Did you notice that ST2 #fade opcode above? Since the pseudo bitmap is only 16 colors, I can use all 16 subpalettes for precalculated fades of those 16 colors; 16 fades. I already know the distance of the text from the camera, I can now use this to do 3D light shading. That’s pretty freaking cool. What about objects? I’m still in the planning stages for that, but I can treat them as simple texture overlays. And I can optimize for horizontal or vertical rendering – for whatever is faster for the object design. Also, the objects can overlaid with a fade distance subpalette as well on as per pixel basis. Oh, the weapon or hand can be a sprite.
I ran some numbers and a full texture read out (max height across the screen) to a 128×128 screen, is ~2.3 frames. So 20fps with room to spare in that last frame. To get a idea here, 3 frames is 20fps, 4 frames is 15fps, 5 frames is 12fps, 6 frames is 10fps. I think the ideal place to be would be between 15fps and 12fps, with decent amount of action and objects on screen.

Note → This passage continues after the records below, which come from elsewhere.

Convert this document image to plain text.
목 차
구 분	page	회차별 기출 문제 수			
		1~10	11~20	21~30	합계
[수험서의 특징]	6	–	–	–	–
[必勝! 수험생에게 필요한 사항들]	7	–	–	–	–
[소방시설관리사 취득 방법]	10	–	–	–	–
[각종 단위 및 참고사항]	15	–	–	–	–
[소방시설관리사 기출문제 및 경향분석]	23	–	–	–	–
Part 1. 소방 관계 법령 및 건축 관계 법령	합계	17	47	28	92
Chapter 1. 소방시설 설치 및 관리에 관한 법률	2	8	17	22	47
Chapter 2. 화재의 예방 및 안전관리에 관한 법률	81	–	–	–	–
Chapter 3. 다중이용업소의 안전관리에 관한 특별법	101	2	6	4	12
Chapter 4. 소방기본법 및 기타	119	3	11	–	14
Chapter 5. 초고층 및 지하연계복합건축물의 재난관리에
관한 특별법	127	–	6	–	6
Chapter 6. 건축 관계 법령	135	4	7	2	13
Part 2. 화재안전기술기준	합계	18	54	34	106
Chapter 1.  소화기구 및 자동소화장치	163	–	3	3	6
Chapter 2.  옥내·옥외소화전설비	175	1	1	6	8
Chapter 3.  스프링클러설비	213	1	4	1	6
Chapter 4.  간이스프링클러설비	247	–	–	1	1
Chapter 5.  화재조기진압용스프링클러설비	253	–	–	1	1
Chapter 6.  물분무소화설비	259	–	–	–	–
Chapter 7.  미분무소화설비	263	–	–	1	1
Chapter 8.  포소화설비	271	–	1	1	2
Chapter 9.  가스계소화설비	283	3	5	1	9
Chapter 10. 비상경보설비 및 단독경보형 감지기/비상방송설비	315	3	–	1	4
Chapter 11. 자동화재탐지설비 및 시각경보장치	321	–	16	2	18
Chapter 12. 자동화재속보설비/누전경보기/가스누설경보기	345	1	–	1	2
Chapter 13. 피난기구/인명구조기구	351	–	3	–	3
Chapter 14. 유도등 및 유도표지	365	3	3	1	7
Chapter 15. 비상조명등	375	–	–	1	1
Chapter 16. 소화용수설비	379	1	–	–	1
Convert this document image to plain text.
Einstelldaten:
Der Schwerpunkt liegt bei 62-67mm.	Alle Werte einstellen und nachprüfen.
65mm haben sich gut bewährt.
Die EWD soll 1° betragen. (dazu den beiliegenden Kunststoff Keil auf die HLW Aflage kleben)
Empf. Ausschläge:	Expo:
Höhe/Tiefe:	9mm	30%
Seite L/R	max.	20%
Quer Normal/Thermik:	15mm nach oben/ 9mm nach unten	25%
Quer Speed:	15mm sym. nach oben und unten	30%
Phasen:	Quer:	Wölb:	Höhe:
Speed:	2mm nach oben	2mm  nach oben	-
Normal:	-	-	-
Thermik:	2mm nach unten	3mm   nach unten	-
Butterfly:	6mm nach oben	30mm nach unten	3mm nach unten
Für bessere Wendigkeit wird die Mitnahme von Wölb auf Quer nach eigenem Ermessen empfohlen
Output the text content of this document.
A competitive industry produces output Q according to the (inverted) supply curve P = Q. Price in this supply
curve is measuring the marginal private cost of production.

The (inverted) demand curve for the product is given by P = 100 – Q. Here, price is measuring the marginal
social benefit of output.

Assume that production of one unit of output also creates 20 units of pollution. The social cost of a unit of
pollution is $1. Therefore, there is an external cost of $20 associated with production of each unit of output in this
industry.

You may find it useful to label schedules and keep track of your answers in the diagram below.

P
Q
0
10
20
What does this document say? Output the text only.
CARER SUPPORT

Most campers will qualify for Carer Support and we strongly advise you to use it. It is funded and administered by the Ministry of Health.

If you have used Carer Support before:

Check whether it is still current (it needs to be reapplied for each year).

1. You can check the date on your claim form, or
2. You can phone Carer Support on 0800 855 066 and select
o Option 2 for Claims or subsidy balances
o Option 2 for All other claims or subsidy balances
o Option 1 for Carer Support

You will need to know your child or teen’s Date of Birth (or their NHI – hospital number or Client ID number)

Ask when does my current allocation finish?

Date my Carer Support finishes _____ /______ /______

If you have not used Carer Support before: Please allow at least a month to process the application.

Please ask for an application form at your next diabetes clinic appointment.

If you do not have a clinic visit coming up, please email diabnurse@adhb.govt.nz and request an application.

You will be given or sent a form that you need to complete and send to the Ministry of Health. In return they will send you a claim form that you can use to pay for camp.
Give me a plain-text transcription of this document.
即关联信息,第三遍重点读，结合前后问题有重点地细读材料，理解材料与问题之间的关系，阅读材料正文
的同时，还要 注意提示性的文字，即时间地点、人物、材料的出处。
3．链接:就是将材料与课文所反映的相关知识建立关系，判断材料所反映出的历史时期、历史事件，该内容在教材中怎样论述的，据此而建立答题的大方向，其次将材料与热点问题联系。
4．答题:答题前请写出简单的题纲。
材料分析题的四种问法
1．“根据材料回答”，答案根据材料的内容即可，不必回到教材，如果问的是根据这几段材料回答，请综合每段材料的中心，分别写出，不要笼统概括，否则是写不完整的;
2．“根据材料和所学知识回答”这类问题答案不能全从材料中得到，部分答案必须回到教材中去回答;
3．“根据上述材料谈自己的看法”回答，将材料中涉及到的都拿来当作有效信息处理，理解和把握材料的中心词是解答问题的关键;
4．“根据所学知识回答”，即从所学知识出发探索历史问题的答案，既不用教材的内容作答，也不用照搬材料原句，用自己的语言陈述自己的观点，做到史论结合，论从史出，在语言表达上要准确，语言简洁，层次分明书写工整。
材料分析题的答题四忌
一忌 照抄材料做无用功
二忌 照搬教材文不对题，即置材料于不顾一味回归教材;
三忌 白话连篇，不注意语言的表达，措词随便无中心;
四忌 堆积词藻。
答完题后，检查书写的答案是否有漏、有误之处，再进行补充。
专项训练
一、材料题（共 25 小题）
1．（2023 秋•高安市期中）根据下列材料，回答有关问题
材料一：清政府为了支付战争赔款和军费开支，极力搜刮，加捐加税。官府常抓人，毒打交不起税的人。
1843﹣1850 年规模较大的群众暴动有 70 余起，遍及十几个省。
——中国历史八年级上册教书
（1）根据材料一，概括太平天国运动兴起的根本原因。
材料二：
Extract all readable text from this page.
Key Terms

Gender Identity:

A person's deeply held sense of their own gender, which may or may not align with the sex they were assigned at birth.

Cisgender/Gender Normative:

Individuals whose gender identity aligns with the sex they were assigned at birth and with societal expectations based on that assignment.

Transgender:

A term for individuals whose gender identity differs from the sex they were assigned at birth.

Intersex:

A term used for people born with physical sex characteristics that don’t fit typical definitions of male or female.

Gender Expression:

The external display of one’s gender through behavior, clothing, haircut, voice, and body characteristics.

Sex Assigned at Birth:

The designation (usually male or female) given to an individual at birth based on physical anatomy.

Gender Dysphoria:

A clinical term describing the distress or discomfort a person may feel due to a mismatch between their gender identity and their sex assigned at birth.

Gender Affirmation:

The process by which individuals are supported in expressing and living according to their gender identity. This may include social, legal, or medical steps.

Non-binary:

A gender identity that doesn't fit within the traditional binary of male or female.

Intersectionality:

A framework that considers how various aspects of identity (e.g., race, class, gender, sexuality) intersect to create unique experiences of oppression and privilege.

I should note here that the max height, player facing a wall up close, is pure pixel fill rate. An open, normal, area would actually yield a higher frame rate.. up to 30fps. (without objects). Another correction too; that 2.3 frames number assumes the wall texture is 128 real pixel tall. If the game was limited to 64 pixel tall textures (like the real Wolf 3D game), double pixel write mode kicks in and drops the overall cycles per pixel write at a much lower rate. It would be less than 2 frames per second (more like 1.33 frames) at 30fps. Double tall pixels get a boost (scaled up textures) in pixel fill rates. Of course that’s just pixel fill. That doesn’t include 2D raytrace or the small overhead of the hsync routine to reposition the map as a bitmap display – but given both to those, it should just about make it in 30fps.